Se por um lado a síndrome veio comprometer e limitar algumas das minhas práticas diárias, por outro, percebo que tem muita gente interessada e estudiosa no assunto. Assim tem ocorrido com a minha neurologista que monitora os medicamentos, nas terapias com com a psicóloga, nas sessões de fisioterapia na Universidade Metodista e nas diversas atividades no CER - Centro Especializado em Reabilitação, ambos na cidade de São Bernardo do Campo.
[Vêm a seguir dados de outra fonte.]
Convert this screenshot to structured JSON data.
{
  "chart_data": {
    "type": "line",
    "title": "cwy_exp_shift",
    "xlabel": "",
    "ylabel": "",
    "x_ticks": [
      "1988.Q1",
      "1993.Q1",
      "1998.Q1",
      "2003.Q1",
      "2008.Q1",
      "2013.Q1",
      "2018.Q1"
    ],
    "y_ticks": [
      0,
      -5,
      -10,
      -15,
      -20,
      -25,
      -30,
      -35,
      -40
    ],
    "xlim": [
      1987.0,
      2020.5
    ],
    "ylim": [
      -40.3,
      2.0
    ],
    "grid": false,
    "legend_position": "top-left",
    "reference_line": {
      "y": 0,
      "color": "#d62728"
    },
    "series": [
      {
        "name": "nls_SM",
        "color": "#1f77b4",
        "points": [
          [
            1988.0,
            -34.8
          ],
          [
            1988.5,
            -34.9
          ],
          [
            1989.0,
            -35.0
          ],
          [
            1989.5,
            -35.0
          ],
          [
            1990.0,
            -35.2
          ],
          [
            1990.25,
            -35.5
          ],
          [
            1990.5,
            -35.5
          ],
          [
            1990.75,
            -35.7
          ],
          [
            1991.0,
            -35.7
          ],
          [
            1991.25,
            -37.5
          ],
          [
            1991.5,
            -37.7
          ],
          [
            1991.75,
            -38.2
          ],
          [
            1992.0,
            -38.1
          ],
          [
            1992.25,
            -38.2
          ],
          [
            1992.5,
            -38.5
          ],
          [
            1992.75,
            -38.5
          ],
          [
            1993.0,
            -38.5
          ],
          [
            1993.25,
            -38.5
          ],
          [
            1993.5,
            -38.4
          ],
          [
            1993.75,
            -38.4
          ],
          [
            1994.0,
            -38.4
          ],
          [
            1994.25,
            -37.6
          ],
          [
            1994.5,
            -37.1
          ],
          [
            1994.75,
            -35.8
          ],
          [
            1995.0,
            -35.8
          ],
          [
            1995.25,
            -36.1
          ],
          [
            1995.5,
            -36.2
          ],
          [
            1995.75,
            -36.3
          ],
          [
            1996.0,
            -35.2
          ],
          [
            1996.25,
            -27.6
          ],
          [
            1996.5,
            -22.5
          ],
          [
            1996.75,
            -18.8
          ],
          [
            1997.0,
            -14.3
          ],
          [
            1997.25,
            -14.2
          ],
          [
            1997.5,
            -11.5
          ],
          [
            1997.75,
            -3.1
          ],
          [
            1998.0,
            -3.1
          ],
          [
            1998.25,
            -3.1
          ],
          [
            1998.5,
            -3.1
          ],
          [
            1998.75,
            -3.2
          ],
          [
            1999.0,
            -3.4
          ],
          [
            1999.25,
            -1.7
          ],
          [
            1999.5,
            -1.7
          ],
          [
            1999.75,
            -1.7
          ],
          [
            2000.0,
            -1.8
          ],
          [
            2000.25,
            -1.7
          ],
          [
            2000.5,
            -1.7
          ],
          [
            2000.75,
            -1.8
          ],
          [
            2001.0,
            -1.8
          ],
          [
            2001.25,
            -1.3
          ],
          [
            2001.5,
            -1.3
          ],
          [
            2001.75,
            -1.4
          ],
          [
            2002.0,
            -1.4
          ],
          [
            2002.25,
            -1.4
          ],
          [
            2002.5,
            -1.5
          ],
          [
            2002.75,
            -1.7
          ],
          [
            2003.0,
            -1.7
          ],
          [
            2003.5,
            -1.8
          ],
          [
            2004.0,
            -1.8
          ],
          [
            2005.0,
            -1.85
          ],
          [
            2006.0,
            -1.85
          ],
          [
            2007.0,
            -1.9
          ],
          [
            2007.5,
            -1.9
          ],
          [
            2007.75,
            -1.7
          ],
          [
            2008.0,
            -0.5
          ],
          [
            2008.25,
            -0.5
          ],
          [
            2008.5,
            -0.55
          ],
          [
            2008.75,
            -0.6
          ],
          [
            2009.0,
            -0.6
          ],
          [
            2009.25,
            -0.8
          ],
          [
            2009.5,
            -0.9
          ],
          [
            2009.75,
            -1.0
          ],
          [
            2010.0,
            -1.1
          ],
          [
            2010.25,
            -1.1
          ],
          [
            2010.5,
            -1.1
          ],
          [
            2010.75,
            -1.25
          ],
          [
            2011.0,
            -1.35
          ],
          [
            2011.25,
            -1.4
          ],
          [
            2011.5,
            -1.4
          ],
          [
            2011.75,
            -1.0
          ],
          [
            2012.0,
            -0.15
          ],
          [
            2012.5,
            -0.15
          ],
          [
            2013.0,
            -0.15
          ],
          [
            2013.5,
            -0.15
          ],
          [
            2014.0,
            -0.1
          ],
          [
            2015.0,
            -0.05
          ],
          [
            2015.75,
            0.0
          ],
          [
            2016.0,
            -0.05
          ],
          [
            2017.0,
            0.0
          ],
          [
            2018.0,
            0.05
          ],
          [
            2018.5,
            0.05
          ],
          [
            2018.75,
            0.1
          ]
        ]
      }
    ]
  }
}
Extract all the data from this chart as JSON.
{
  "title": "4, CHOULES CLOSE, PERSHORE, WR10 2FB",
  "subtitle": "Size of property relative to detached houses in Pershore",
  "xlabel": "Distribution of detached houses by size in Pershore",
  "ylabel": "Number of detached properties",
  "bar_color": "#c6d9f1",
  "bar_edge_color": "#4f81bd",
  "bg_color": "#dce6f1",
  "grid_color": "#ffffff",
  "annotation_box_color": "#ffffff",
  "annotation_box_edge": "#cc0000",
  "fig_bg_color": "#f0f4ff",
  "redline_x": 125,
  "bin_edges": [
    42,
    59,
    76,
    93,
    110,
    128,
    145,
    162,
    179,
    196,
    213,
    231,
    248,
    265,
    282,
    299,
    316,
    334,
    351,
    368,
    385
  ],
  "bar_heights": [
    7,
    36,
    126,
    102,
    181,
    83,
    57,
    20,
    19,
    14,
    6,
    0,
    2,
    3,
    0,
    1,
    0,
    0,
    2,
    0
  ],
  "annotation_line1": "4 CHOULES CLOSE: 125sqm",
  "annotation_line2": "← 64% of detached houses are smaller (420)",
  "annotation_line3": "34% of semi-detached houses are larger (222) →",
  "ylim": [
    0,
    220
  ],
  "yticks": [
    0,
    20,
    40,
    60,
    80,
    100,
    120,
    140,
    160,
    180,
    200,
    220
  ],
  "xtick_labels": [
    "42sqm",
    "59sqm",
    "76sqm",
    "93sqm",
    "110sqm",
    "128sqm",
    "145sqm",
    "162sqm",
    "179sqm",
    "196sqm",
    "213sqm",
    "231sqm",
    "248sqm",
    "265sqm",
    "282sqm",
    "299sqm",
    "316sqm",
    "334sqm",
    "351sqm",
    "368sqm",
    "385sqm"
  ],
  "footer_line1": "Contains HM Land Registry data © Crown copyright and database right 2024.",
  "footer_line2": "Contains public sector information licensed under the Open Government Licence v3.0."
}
Quando não se tem referência de algo que ainda não nos foi apresentado e nem o contexto de determinado assunto, não imaginamos a quantidade e a sua amplitude, até que passamos a conhecer ou a conviver com tudo aquilo, tornando-se assim algo corriqueiro, comum e familiar. No caso especifico do mal de Parkinson, posso agora constatar que têm muitas pessoas acometidas pela doença, que não sou o único e, definitivamente, a mesma não pode ser encarada como um ponto final em nossas vidas, mas sim como letras escritas iniciando outro parágrafo que abre a próxima linha, nos apontando que já passamos pela introdução e que, agora, estamos caminhando no desenvolvimento de outras linhas, que certamente estamparão outras páginas com fé e otimismo, até chegarmos à conclusão da nossa história num ponto definitivo, de fato o ponto final.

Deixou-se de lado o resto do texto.